The includelist is a plain text file with one UMI per line, sorted alphabetically:

```
AAAACCCC
AAAACCCT
AAAACCGG
...
```

### Truth File Format

| Column | Description |
|--------|-------------|
| `read_name` | Read name (matches BAM QNAME) |
| `true_umi` | The correct UMI from the includelist |
| `observed_umi` | The (possibly erroneous) UMI in the RX tag |
| `expected_correction` | Expected UMI after correction |
| `edit_distance` | Edit distance between observed and true |
| `error_type` | Type: `exact`, `edit1`, `edit2`, or `multi` |

### Example

```bash
# Generate correction test data
fgumi simulate correct-reads \
    --output sim_correct.bam \
    --includelist sim_umis.txt \
    --truth sim_truth.tsv \
    --num-reads 100000 \
    --num-umis 5000 \
    --umi-length 12 \
    --exact-fraction 0.5 \
    --edit1-fraction 0.3 \
    --edit2-fraction 0.15 \
    --multi-fraction 0.05 \
    --seed 42
```

---

## Shared Concepts

### Read Structure Notation

Uses fgbio-style read structure notation:
- `M` = Molecular barcode (UMI)
- `T` = Template
- `S` = Skip (ignored bases)
- `B` = Sample barcode
- `+` = Variable length (consumes remaining bases)

Examples:
- `8M142T` = 8bp UMI followed by 142bp template
- `8M+T` = 8bp UMI followed by variable-length template
- `+T` = All template (no UMI)

### Family Size Distributions

Three distribution types are supported:

1. **Log-normal** (default): Natural for PCR amplification
   - Parameters: `--family-size-mean`, `--family-size-stddev`

2. **Negative binomial**: Alternative PCR model
   - Parameters: `--family-size-r`, `--family-size-p`

3. **Empirical**: Load from `fgumi group -f` histogram output
   - Parameter: `--family-size-dist /path/to/histogram.tsv`

### Quality Score Model

Quality scores follow a three-phase model:

1. **Warmup** (positions 0 to `warmup-bases`): Quality ramps from `warmup-quality` to `peak-quality`
2. **Peak** (positions `warmup-bases` to `decay-start`): Quality stays at `peak-quality`
3. **Decay** (positions after `decay-start`): Quality decreases by `decay-rate` per base

R2 reads have an additional offset (`r2-quality-offset`, typically -2) applied.
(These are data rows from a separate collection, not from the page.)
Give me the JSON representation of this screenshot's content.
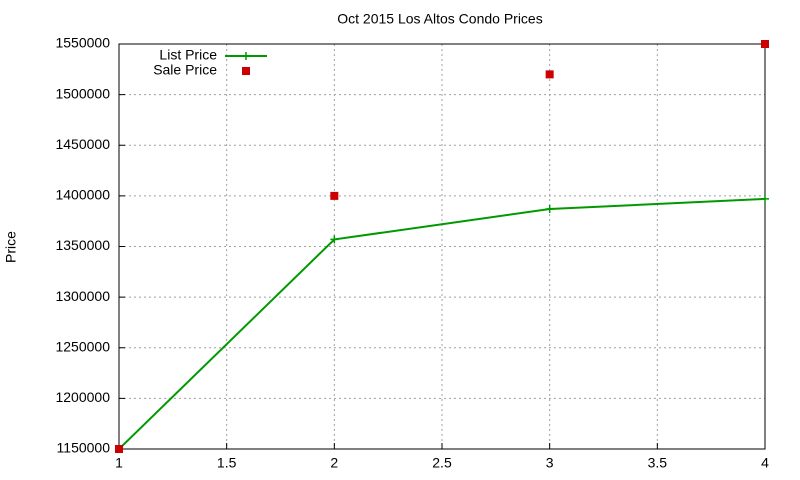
{
  "chart_data": {
    "type": "line",
    "title": "Oct 2015 Los Altos Condo Prices",
    "y_label": "Price",
    "x": [
      1,
      2,
      3,
      4
    ],
    "series": [
      {
        "name": "List Price",
        "color": "#009900",
        "mode": "lines+points",
        "values": [
          1150000,
          1357000,
          1387000,
          1397000
        ]
      },
      {
        "name": "Sale Price",
        "color": "#cc0000",
        "mode": "points",
        "values": [
          1150000,
          1400000,
          1520000,
          1550000
        ]
      }
    ],
    "xlim": [
      1,
      4
    ],
    "xticks": [
      1,
      1.5,
      2,
      2.5,
      3,
      3.5,
      4
    ],
    "ylim": [
      1150000,
      1550000
    ],
    "yticks": [
      1150000,
      1200000,
      1250000,
      1300000,
      1350000,
      1400000,
      1450000,
      1500000,
      1550000
    ],
    "grid": true,
    "legend": "top-left"
  }
}
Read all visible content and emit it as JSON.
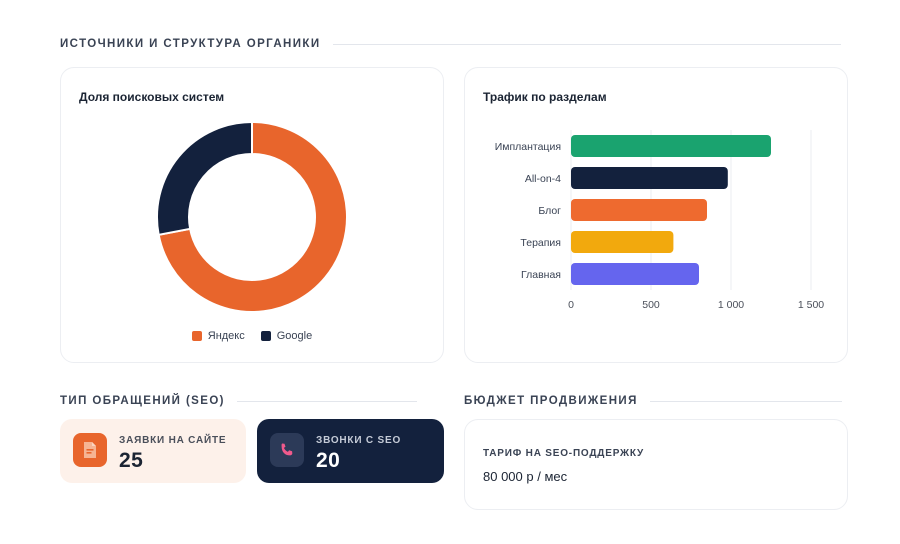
{
  "sections": {
    "organic": "ИСТОЧНИКИ И СТРУКТУРА ОРГАНИКИ",
    "requests": "ТИП ОБРАЩЕНИЙ (SEO)",
    "budget": "БЮДЖЕТ ПРОДВИЖЕНИЯ"
  },
  "colors": {
    "yandex": "#e8652c",
    "google": "#13213d",
    "implant": "#1aa36f",
    "allon4": "#13213d",
    "blog": "#ee6a2f",
    "therapy": "#f2a90d",
    "home": "#6565ee"
  },
  "chart_data": [
    {
      "type": "pie",
      "title": "Доля поисковых систем",
      "labels": [
        "Яндекс",
        "Google"
      ],
      "values": [
        72,
        28
      ],
      "legend": "bottom"
    },
    {
      "type": "bar",
      "orientation": "horizontal",
      "title": "Трафик по разделам",
      "categories": [
        "Имплантация",
        "All-on-4",
        "Блог",
        "Терапия",
        "Главная"
      ],
      "values": [
        1250,
        980,
        850,
        640,
        800
      ],
      "xlim": [
        0,
        1500
      ],
      "xticks": [
        0,
        500,
        1000,
        1500
      ],
      "xtick_labels": [
        "0",
        "500",
        "1 000",
        "1 500"
      ],
      "grid": true
    }
  ],
  "stats": {
    "site_requests": {
      "label": "ЗАЯВКИ НА САЙТЕ",
      "value": "25",
      "icon": "document-icon"
    },
    "seo_calls": {
      "label": "ЗВОНКИ С SEO",
      "value": "20",
      "icon": "phone-icon"
    }
  },
  "budget": {
    "label": "ТАРИФ НА SEO-ПОДДЕРЖКУ",
    "value": "80 000 р / мес"
  }
}
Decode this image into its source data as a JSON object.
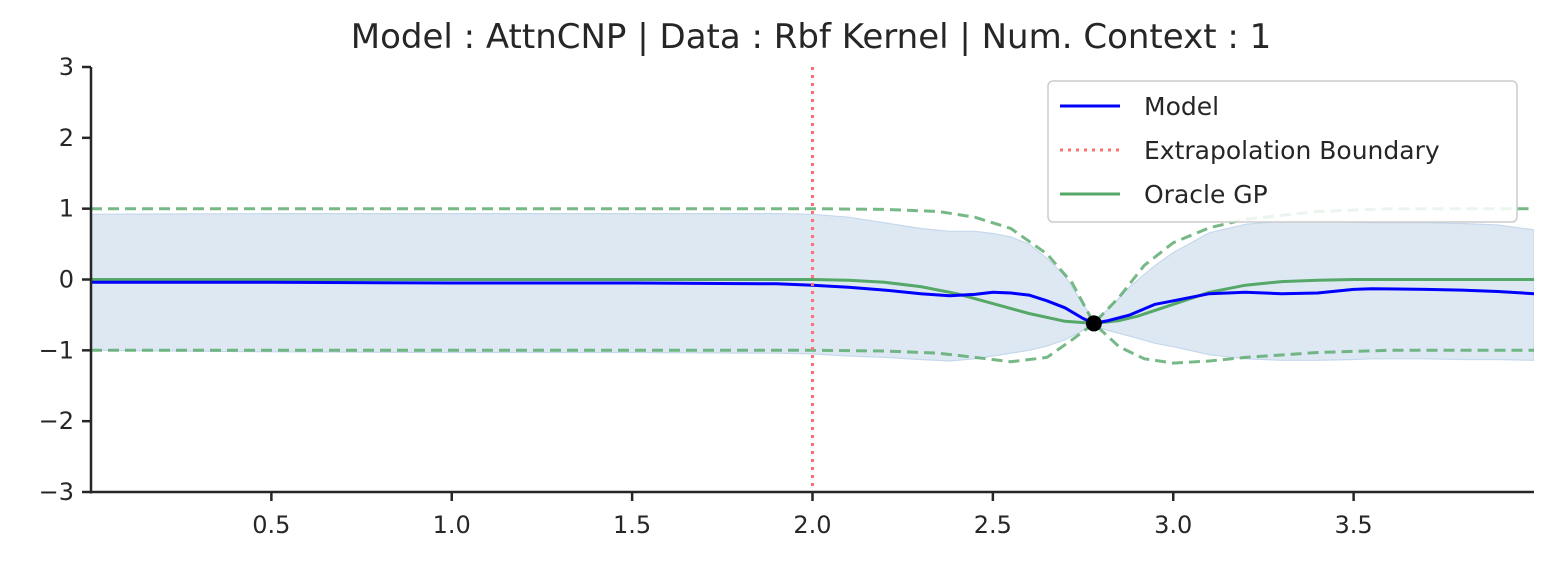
{
  "chart_data": {
    "type": "line",
    "title": "Model : AttnCNP | Data : Rbf Kernel | Num. Context : 1",
    "xlabel": "",
    "ylabel": "",
    "xlim": [
      0.0,
      4.0
    ],
    "ylim": [
      -3,
      3
    ],
    "xticks": [
      0.5,
      1.0,
      1.5,
      2.0,
      2.5,
      3.0,
      3.5
    ],
    "xtick_labels": [
      "0.5",
      "1.0",
      "1.5",
      "2.0",
      "2.5",
      "3.0",
      "3.5"
    ],
    "yticks": [
      3,
      2,
      1,
      0,
      -1,
      -2,
      -3
    ],
    "ytick_labels": [
      "3",
      "2",
      "1",
      "0",
      "−1",
      "−2",
      "−3"
    ],
    "grid": false,
    "legend_position": "top-right",
    "extrapolation_boundary": 2.0,
    "context_points": [
      {
        "x": 2.78,
        "y": -0.62
      }
    ],
    "series": [
      {
        "name": "Model",
        "color": "#0000ff",
        "style": "solid",
        "x": [
          0.0,
          0.5,
          1.0,
          1.5,
          1.9,
          2.0,
          2.1,
          2.2,
          2.3,
          2.38,
          2.45,
          2.5,
          2.55,
          2.6,
          2.65,
          2.7,
          2.75,
          2.78,
          2.82,
          2.88,
          2.95,
          3.0,
          3.1,
          3.2,
          3.3,
          3.4,
          3.5,
          3.55,
          3.7,
          3.8,
          3.9,
          4.0
        ],
        "y": [
          -0.04,
          -0.04,
          -0.05,
          -0.05,
          -0.06,
          -0.08,
          -0.11,
          -0.15,
          -0.2,
          -0.23,
          -0.21,
          -0.18,
          -0.19,
          -0.22,
          -0.3,
          -0.4,
          -0.55,
          -0.62,
          -0.58,
          -0.5,
          -0.35,
          -0.3,
          -0.2,
          -0.18,
          -0.2,
          -0.19,
          -0.14,
          -0.13,
          -0.14,
          -0.15,
          -0.17,
          -0.2
        ]
      },
      {
        "name": "Model std band",
        "color": "#dde8f3",
        "style": "fill",
        "x": [
          0.0,
          0.5,
          1.0,
          1.5,
          1.9,
          2.0,
          2.1,
          2.2,
          2.3,
          2.38,
          2.45,
          2.5,
          2.55,
          2.6,
          2.65,
          2.7,
          2.75,
          2.78,
          2.82,
          2.88,
          2.95,
          3.0,
          3.1,
          3.2,
          3.3,
          3.4,
          3.5,
          3.55,
          3.7,
          3.8,
          3.9,
          4.0
        ],
        "upper": [
          0.92,
          0.93,
          0.93,
          0.93,
          0.93,
          0.92,
          0.88,
          0.8,
          0.72,
          0.68,
          0.68,
          0.65,
          0.6,
          0.5,
          0.3,
          0.05,
          -0.35,
          -0.58,
          -0.42,
          -0.1,
          0.2,
          0.38,
          0.66,
          0.78,
          0.82,
          0.82,
          0.81,
          0.8,
          0.8,
          0.79,
          0.77,
          0.7
        ],
        "lower": [
          -1.0,
          -1.02,
          -1.03,
          -1.03,
          -1.04,
          -1.05,
          -1.08,
          -1.1,
          -1.13,
          -1.15,
          -1.12,
          -1.08,
          -1.04,
          -1.0,
          -0.94,
          -0.85,
          -0.72,
          -0.65,
          -0.72,
          -0.8,
          -0.9,
          -0.95,
          -1.06,
          -1.12,
          -1.14,
          -1.14,
          -1.13,
          -1.12,
          -1.12,
          -1.13,
          -1.13,
          -1.14
        ]
      },
      {
        "name": "Oracle GP",
        "color": "#55a868",
        "style": "solid",
        "x": [
          0.0,
          1.0,
          2.0,
          2.1,
          2.2,
          2.3,
          2.4,
          2.5,
          2.6,
          2.7,
          2.78,
          2.85,
          2.9,
          3.0,
          3.1,
          3.2,
          3.3,
          3.4,
          3.5,
          4.0
        ],
        "y": [
          0.0,
          0.0,
          0.0,
          -0.01,
          -0.04,
          -0.1,
          -0.2,
          -0.34,
          -0.48,
          -0.59,
          -0.62,
          -0.58,
          -0.52,
          -0.35,
          -0.18,
          -0.08,
          -0.03,
          -0.01,
          0.0,
          0.0
        ]
      },
      {
        "name": "Oracle GP upper",
        "color": "#55a868",
        "style": "dashed",
        "x": [
          0.0,
          2.0,
          2.2,
          2.35,
          2.45,
          2.55,
          2.65,
          2.72,
          2.78,
          2.85,
          2.92,
          3.0,
          3.1,
          3.2,
          3.4,
          3.6,
          4.0
        ],
        "y": [
          1.0,
          1.0,
          0.99,
          0.96,
          0.88,
          0.72,
          0.36,
          -0.05,
          -0.62,
          -0.25,
          0.2,
          0.52,
          0.73,
          0.85,
          0.96,
          1.0,
          1.0
        ]
      },
      {
        "name": "Oracle GP lower",
        "color": "#55a868",
        "style": "dashed",
        "x": [
          0.0,
          2.0,
          2.2,
          2.35,
          2.45,
          2.55,
          2.65,
          2.72,
          2.78,
          2.85,
          2.92,
          3.0,
          3.1,
          3.2,
          3.4,
          3.6,
          4.0
        ],
        "y": [
          -1.0,
          -1.0,
          -1.01,
          -1.04,
          -1.1,
          -1.16,
          -1.1,
          -0.85,
          -0.62,
          -0.95,
          -1.12,
          -1.18,
          -1.15,
          -1.1,
          -1.03,
          -1.0,
          -1.0
        ]
      }
    ],
    "legend": [
      {
        "label": "Model",
        "color": "#0000ff",
        "style": "solid"
      },
      {
        "label": "Extrapolation Boundary",
        "color": "#ff7070",
        "style": "dotted"
      },
      {
        "label": "Oracle GP",
        "color": "#55a868",
        "style": "solid"
      }
    ]
  }
}
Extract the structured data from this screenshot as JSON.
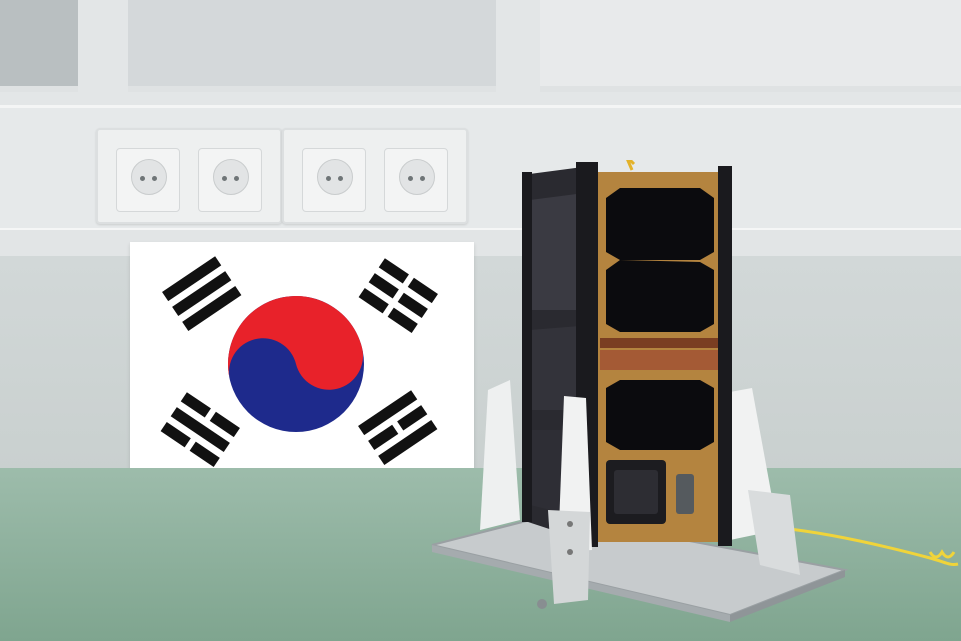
{
  "scene": {
    "subject": "cubesat",
    "colors": {
      "flag_red": "#e8222a",
      "flag_blue": "#1e2a8c",
      "trigram_black": "#111111",
      "panel_gold": "#b4843f",
      "solar_cell": "#0b0b0e",
      "rail_black": "#1a1a1e",
      "mount_white": "#f1f2f2",
      "baseplate_steel": "#c7cbcd",
      "table_green": "#8fb39e",
      "cable_yellow": "#f0d43a"
    },
    "icons": [
      "flag-of-south-korea",
      "power-outlet",
      "cubesat",
      "mounting-stand",
      "cable"
    ]
  }
}
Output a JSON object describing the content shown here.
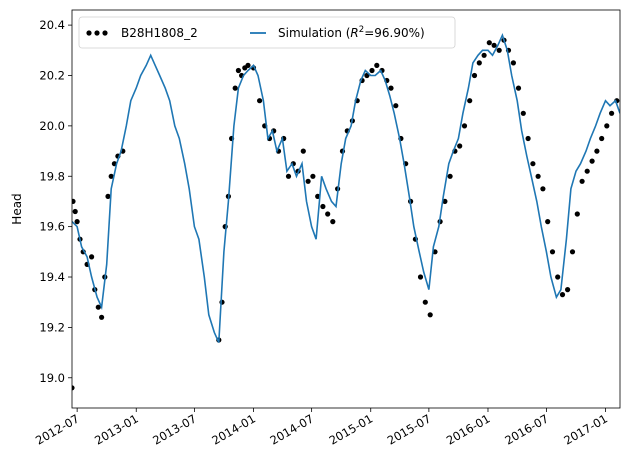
{
  "chart_data": {
    "type": "line",
    "ylabel": "Head",
    "xlabel": "",
    "ylim": [
      18.88,
      20.46
    ],
    "xlim": [
      "2012-06-15",
      "2017-02-15"
    ],
    "y_ticks": [
      19.0,
      19.2,
      19.4,
      19.6,
      19.8,
      20.0,
      20.2,
      20.4
    ],
    "y_tick_labels": [
      "19.0",
      "19.2",
      "19.4",
      "19.6",
      "19.8",
      "20.0",
      "20.2",
      "20.4"
    ],
    "x_ticks": [
      "2012-07-01",
      "2013-01-01",
      "2013-07-01",
      "2014-01-01",
      "2014-07-01",
      "2015-01-01",
      "2015-07-01",
      "2016-01-01",
      "2016-07-01",
      "2017-01-01"
    ],
    "x_tick_labels": [
      "2012-07",
      "2013-01",
      "2013-07",
      "2014-01",
      "2014-07",
      "2015-01",
      "2015-07",
      "2016-01",
      "2016-07",
      "2017-01"
    ],
    "legend_position": "top-left",
    "grid": false,
    "series": [
      {
        "name": "B28H1808_2",
        "kind": "scatter",
        "color": "#000000",
        "x": [
          "2012-06-15",
          "2012-06-18",
          "2012-06-25",
          "2012-07-01",
          "2012-07-10",
          "2012-07-20",
          "2012-08-01",
          "2012-08-15",
          "2012-08-25",
          "2012-09-05",
          "2012-09-15",
          "2012-09-25",
          "2012-10-05",
          "2012-10-15",
          "2012-10-25",
          "2012-11-05",
          "2012-11-20",
          "2013-09-15",
          "2013-09-25",
          "2013-10-05",
          "2013-10-15",
          "2013-10-25",
          "2013-11-05",
          "2013-11-15",
          "2013-11-25",
          "2013-12-05",
          "2013-12-15",
          "2014-01-01",
          "2014-01-20",
          "2014-02-05",
          "2014-02-20",
          "2014-03-05",
          "2014-03-20",
          "2014-04-05",
          "2014-04-20",
          "2014-05-05",
          "2014-05-20",
          "2014-06-05",
          "2014-06-20",
          "2014-07-05",
          "2014-07-20",
          "2014-08-05",
          "2014-08-20",
          "2014-09-05",
          "2014-09-20",
          "2014-10-05",
          "2014-10-20",
          "2014-11-05",
          "2014-11-20",
          "2014-12-05",
          "2014-12-20",
          "2015-01-05",
          "2015-01-20",
          "2015-02-05",
          "2015-02-20",
          "2015-03-05",
          "2015-03-20",
          "2015-04-05",
          "2015-04-20",
          "2015-05-05",
          "2015-05-20",
          "2015-06-05",
          "2015-06-20",
          "2015-07-05",
          "2015-07-20",
          "2015-08-05",
          "2015-08-20",
          "2015-09-05",
          "2015-09-20",
          "2015-10-05",
          "2015-10-20",
          "2015-11-05",
          "2015-11-20",
          "2015-12-05",
          "2015-12-20",
          "2016-01-05",
          "2016-01-20",
          "2016-02-05",
          "2016-02-20",
          "2016-03-05",
          "2016-03-20",
          "2016-04-05",
          "2016-04-20",
          "2016-05-05",
          "2016-05-20",
          "2016-06-05",
          "2016-06-20",
          "2016-07-05",
          "2016-07-20",
          "2016-08-05",
          "2016-08-20",
          "2016-09-05",
          "2016-09-20",
          "2016-10-05",
          "2016-10-20",
          "2016-11-05",
          "2016-11-20",
          "2016-12-05",
          "2016-12-20",
          "2017-01-05",
          "2017-01-20",
          "2017-02-05"
        ],
        "y": [
          18.96,
          19.7,
          19.66,
          19.62,
          19.55,
          19.5,
          19.45,
          19.48,
          19.35,
          19.28,
          19.24,
          19.4,
          19.72,
          19.8,
          19.85,
          19.88,
          19.9,
          19.15,
          19.3,
          19.6,
          19.72,
          19.95,
          20.15,
          20.22,
          20.2,
          20.23,
          20.24,
          20.23,
          20.1,
          20.0,
          19.95,
          19.98,
          19.9,
          19.95,
          19.8,
          19.85,
          19.82,
          19.9,
          19.78,
          19.8,
          19.72,
          19.68,
          19.65,
          19.62,
          19.75,
          19.9,
          19.98,
          20.02,
          20.1,
          20.18,
          20.2,
          20.22,
          20.24,
          20.22,
          20.18,
          20.15,
          20.08,
          19.95,
          19.85,
          19.7,
          19.55,
          19.4,
          19.3,
          19.25,
          19.5,
          19.62,
          19.7,
          19.8,
          19.9,
          19.92,
          20.0,
          20.1,
          20.2,
          20.25,
          20.28,
          20.33,
          20.32,
          20.3,
          20.34,
          20.3,
          20.25,
          20.15,
          20.05,
          19.95,
          19.85,
          19.8,
          19.75,
          19.62,
          19.5,
          19.4,
          19.33,
          19.35,
          19.5,
          19.65,
          19.78,
          19.82,
          19.86,
          19.9,
          19.95,
          20.0,
          20.05,
          20.1
        ]
      },
      {
        "name": "Simulation ($R^2$=96.90%)",
        "legend_label": "Simulation (",
        "legend_label_sup_base": "R",
        "legend_label_sup": "2",
        "legend_label_tail": "=96.90%)",
        "kind": "line",
        "color": "#1f77b4",
        "x": [
          "2012-06-15",
          "2012-07-01",
          "2012-07-15",
          "2012-08-01",
          "2012-08-15",
          "2012-09-01",
          "2012-09-15",
          "2012-10-01",
          "2012-10-15",
          "2012-11-01",
          "2012-11-15",
          "2012-12-01",
          "2012-12-15",
          "2013-01-01",
          "2013-01-15",
          "2013-02-01",
          "2013-02-15",
          "2013-03-01",
          "2013-03-15",
          "2013-04-01",
          "2013-04-15",
          "2013-05-01",
          "2013-05-15",
          "2013-06-01",
          "2013-06-15",
          "2013-07-01",
          "2013-07-15",
          "2013-08-01",
          "2013-08-15",
          "2013-09-01",
          "2013-09-15",
          "2013-10-01",
          "2013-10-15",
          "2013-11-01",
          "2013-11-15",
          "2013-12-01",
          "2013-12-15",
          "2014-01-01",
          "2014-01-15",
          "2014-02-01",
          "2014-02-15",
          "2014-03-01",
          "2014-03-15",
          "2014-04-01",
          "2014-04-15",
          "2014-05-01",
          "2014-05-15",
          "2014-06-01",
          "2014-06-15",
          "2014-07-01",
          "2014-07-15",
          "2014-08-01",
          "2014-08-15",
          "2014-09-01",
          "2014-09-15",
          "2014-10-01",
          "2014-10-15",
          "2014-11-01",
          "2014-11-15",
          "2014-12-01",
          "2014-12-15",
          "2015-01-01",
          "2015-01-15",
          "2015-02-01",
          "2015-02-15",
          "2015-03-01",
          "2015-03-15",
          "2015-04-01",
          "2015-04-15",
          "2015-05-01",
          "2015-05-15",
          "2015-06-01",
          "2015-06-15",
          "2015-07-01",
          "2015-07-15",
          "2015-08-01",
          "2015-08-15",
          "2015-09-01",
          "2015-09-15",
          "2015-10-01",
          "2015-10-15",
          "2015-11-01",
          "2015-11-15",
          "2015-12-01",
          "2015-12-15",
          "2016-01-01",
          "2016-01-15",
          "2016-02-01",
          "2016-02-15",
          "2016-03-01",
          "2016-03-15",
          "2016-04-01",
          "2016-04-15",
          "2016-05-01",
          "2016-05-15",
          "2016-06-01",
          "2016-06-15",
          "2016-07-01",
          "2016-07-15",
          "2016-08-01",
          "2016-08-15",
          "2016-09-01",
          "2016-09-15",
          "2016-10-01",
          "2016-10-15",
          "2016-11-01",
          "2016-11-15",
          "2016-12-01",
          "2016-12-15",
          "2017-01-01",
          "2017-01-15",
          "2017-02-01",
          "2017-02-15"
        ],
        "y": [
          19.62,
          19.6,
          19.52,
          19.48,
          19.4,
          19.32,
          19.28,
          19.45,
          19.75,
          19.85,
          19.9,
          20.0,
          20.1,
          20.15,
          20.2,
          20.24,
          20.28,
          20.24,
          20.2,
          20.15,
          20.1,
          20.0,
          19.95,
          19.85,
          19.75,
          19.6,
          19.55,
          19.4,
          19.25,
          19.18,
          19.14,
          19.5,
          19.7,
          20.0,
          20.15,
          20.2,
          20.22,
          20.24,
          20.2,
          20.1,
          19.95,
          19.98,
          19.9,
          19.95,
          19.82,
          19.85,
          19.8,
          19.85,
          19.7,
          19.6,
          19.55,
          19.8,
          19.75,
          19.7,
          19.68,
          19.85,
          19.95,
          20.0,
          20.1,
          20.18,
          20.22,
          20.2,
          20.2,
          20.22,
          20.18,
          20.12,
          20.05,
          19.95,
          19.85,
          19.72,
          19.6,
          19.5,
          19.42,
          19.35,
          19.52,
          19.6,
          19.72,
          19.85,
          19.9,
          19.95,
          20.05,
          20.15,
          20.25,
          20.28,
          20.3,
          20.3,
          20.28,
          20.32,
          20.36,
          20.3,
          20.2,
          20.1,
          19.98,
          19.88,
          19.8,
          19.7,
          19.6,
          19.5,
          19.4,
          19.32,
          19.35,
          19.55,
          19.75,
          19.82,
          19.85,
          19.9,
          19.95,
          20.0,
          20.05,
          20.1,
          20.08,
          20.1,
          20.05
        ]
      }
    ]
  }
}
### Template-Coordinate Sorting

For `mapped-reads` and `grouped-reads`, output is sorted by template coordinate:
- Primary sort: 5' position of the leftmost read in the pair
- Secondary sort: Read name (for determinism)

BAM header includes: `SO:unsorted`, `GO:query`, `SS:template-coordinate`

### High-Depth Benchmarking

To benchmark the MIH (Multiple Identical Hits) optimization in `fgumi group`, use the position distribution options to create data with many UMIs at few positions:

```bash
# 100 positions, each with 500 unique UMIs, ~10 reads per UMI = 500,000 reads
fgumi simulate mapped-reads \
    --output high_depth.bam \
    --truth high_depth_truth.tsv \
    --reference hg38.fa \
    --num-molecules 500000 \
    --num-positions 100 \
    --umis-per-position 500 \
    --family-size-mean 10 \
    --seed 42
```

This creates the kind of position-clustered data that stresses the UMI assignment algorithm and tests the MIH optimization path in `group`.